Effects of Iran war emerge in company earnings, starting with Goldman Sachs.
- The San Juan Daily Star
- 9 hours ago
- 2 min read

By ROB COPELAND
Each quarter, when publicly traded companies report their earnings, they tend to energetically emphasize what’s going well and to glaze over any stumbling blocks.
That will be considerably harder to do this quarter, if the results from Goldman Sachs on Monday are an indication.
Goldman kicked off Wall Street’s parade of first-quarter earnings reports with stern warnings about the impact of the war in Iran. The bank said that in comparison to a few months ago, it detected less enthusiasm from corporate clients for the types of big-money transactions — initial public offerings, mergers and the like — that are the backbone of investment banking.
That meant that although the bank earned a $5.6 billion profit in the first quarter, up roughly 20% from the same period a year earlier, its shares dropped 3%.

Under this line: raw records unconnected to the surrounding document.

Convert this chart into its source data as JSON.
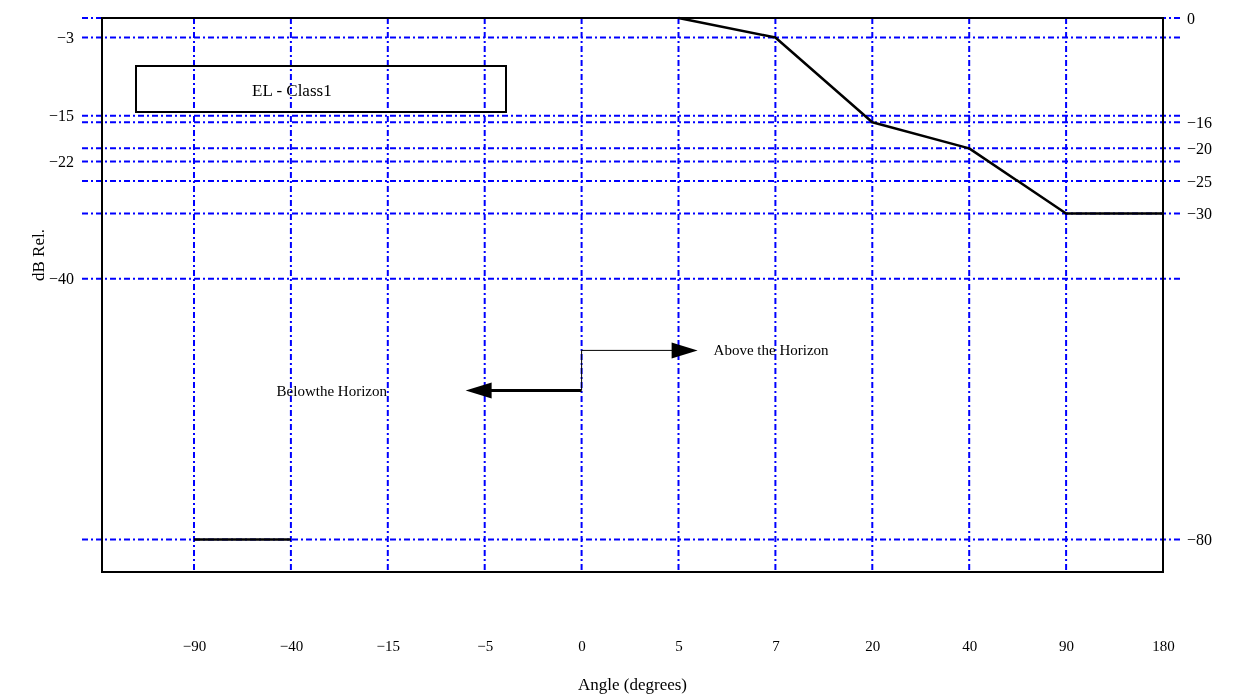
{
  "chart_data": {
    "type": "line",
    "title": "EL - Class1",
    "xlabel": "Angle (degrees)",
    "ylabel": "dB Rel.",
    "annotations": [
      "Belowthe Horizon",
      "Above the Horizon"
    ],
    "categories": [
      "−90",
      "−40",
      "−15",
      "−5",
      "0",
      "5",
      "7",
      "20",
      "40",
      "90",
      "180"
    ],
    "series": [
      {
        "color": "#000000",
        "values": [
          null,
          null,
          null,
          null,
          null,
          0,
          -3,
          -16,
          -20,
          -30,
          -30
        ]
      },
      {
        "color": "#000000",
        "values": [
          -80,
          -80,
          null,
          null,
          null,
          null,
          null,
          null,
          null,
          null,
          null
        ]
      }
    ],
    "ylim": [
      -85,
      0
    ],
    "yticks": [
      {
        "value": -3,
        "label": "−3"
      },
      {
        "value": -15,
        "label": "−15"
      },
      {
        "value": -22,
        "label": "−22"
      },
      {
        "value": -40,
        "label": "−40"
      }
    ],
    "y2lim": [
      -85,
      0
    ],
    "y2ticks": [
      0,
      {
        "value": -16,
        "label": "−16"
      },
      {
        "value": -20,
        "label": "−20"
      },
      {
        "value": -25,
        "label": "−25"
      },
      {
        "value": -30,
        "label": "−30"
      },
      {
        "value": -80,
        "label": "−80"
      }
    ],
    "grid": true,
    "marker": "none",
    "line_style": "solid"
  }
}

David M. Solomon, Goldman’s CEO, told analysts Monday “there’s no question” that the violence in the Middle East was having an effect.
“Certainly,” he went on, “CEOs are looking carefully at how what’s going on — particularly commodity prices — is translating into the economy and into consumer demand.
“If the resolution of the conflict drags, that will probably be a headwind,” he said.
To a certain extent, geopolitical question marks are not necessarily bad for business. Goldman’s trading desks earned billions in additional fees from the heightened volatility in oil and other markets, while hedge funds and other professional investors paid the bank more to borrow money and make complicated, expensive bets on the direction of things to come.
Still, the results from currencies and commodities trading, among other areas, came in short of what had been expected.
Investors have remained relatively optimistic despite the daily whiplash of headlines from the Middle East. Most big public companies continue to post steady profits; year-over-year earnings growth for the companies in the S&P 500 is expected to come in around 13% for the three months ended in March, which would be the sixth consecutive quarter of double-digit growth for the index.
Many more big companies are set to report earnings this week and get quizzed by investors on the effects of the war, including JPMorgan Chase, PepsiCo and Netflix.